Third, if the government forced LBSML to buy fraudulent loans, why didn’t they put the loans back to the (twice – in the making and the sale) fraudulent sellers of fraudulent mortgages (which they nearly always had a contractual right to do)? This would have
(a) allowed LBSML to avoid crushing losses,
(b) killed the origination of fraudulent mortgages (relieving LBSML of the fictional duty to buy fraudulent loans), and
(c) created intense political pressure to end the fictional governmental mandate to LBSML to buy fraudulent loans.
Fourth, if the government forced LBSML to buy fraudulent loans – why did they sell them to others and, to the extent they held the fraudulent loans and CDO tranches in portfolio, why didn’t they disclose the suicidal nature of purchasing such loans to their shareholders and creditors? Remember, Hummler emphasizes the reality – the originators and purchasers of the fraudulent loans knew that they were fraudulent. Charles Calomiris, a banker and a vociferous academic opponent of financial regulation, describes what the mortgage participants did as the deliberate creation of “plausible deniability.”
“[A]sset managers were placing someone else’s money at risk, and earning huge salaries, bonuses and management fees for being willing to pretend that these were reasonable investments. [T]hey may have reasoned that other competi[tors] were behaving similarly, and that they would be able to blame the collapse (when it inevitably came) on an unexpected shock.”
“Who knew?”
The (non) fact that the government mandates that you buy fraudulent mortgage loans provides no moral basis for you to sell the fraudulent loans to others, particularly if such sales do not inform your buyer that the loans you are selling are often fraudulent.
Fifth, Calomiris comments on the managers growing wealthy through putting the rot in the financial Wurst should have led Hummler to discuss the ethics of the officers of the elite banks that put the rot in our Wurst. Assume that LBSML were subject to a fictional government mandate to buy fraudulent loans. Why would the officers of those corporations be willing to stay and commit frauds sure to harm everyone except themselves and their colleagues? They and their colleagues were sure to become wealthy by putting the rot in our Wurst, but they had no mandate or duty to stay at LBSML and commit these frauds. No ethical officer would stay and commit such frauds. (Again, their mass resignations would have killed the fictional mandate.)

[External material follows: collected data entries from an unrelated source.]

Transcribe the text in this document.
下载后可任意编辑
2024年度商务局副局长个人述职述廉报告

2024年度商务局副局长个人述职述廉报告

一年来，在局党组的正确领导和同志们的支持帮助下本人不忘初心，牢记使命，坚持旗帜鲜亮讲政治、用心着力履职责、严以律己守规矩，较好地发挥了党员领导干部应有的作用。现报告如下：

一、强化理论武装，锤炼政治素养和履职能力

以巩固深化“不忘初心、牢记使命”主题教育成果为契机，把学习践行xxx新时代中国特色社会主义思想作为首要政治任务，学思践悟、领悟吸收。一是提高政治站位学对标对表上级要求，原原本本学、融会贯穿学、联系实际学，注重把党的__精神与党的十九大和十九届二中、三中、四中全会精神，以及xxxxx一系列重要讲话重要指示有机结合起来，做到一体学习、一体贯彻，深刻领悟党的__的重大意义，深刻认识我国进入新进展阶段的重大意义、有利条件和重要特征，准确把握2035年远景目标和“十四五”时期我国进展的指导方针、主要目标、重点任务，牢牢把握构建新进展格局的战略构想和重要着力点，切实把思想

Sixth, Hummler’s metaphor includes two realistic elements of the endemic fraud committed by those who created and sold the fraudulent CDO tranches. The fraudulent sellers (a) hid from us the endemically fraudulent nature of the loans used to construct the CDO tranches and (b) suborned “independent” “experts” to certify that the CDOs’ top tranche was so free of rot that it represented the epitome of wholesomeness (“AAA” credit ratings and “clean” opinions from Big 4 auditors). (I would add the purchasers’ cynical use of Clayton’s faux reviews of asset quality to hide the endemic fraud from LBSML’s customers, creditors, and shareholders.) Hummler is describing sociopaths or psychopaths who think cleverly about how to suborn fraud allies while maintaining the twin illusions of exceptional safety of the mortgage loans “blessed” by “independent expertise.”
Seventh, the nearly universal refusal of the elite managers who chose to stay and become wealthy by selling endemically fraudulent loans and CDO tranches to their customers to admit their wrongdoing, return their bonuses, and agree to be held accountable for their frauds demonstrates their moral failures.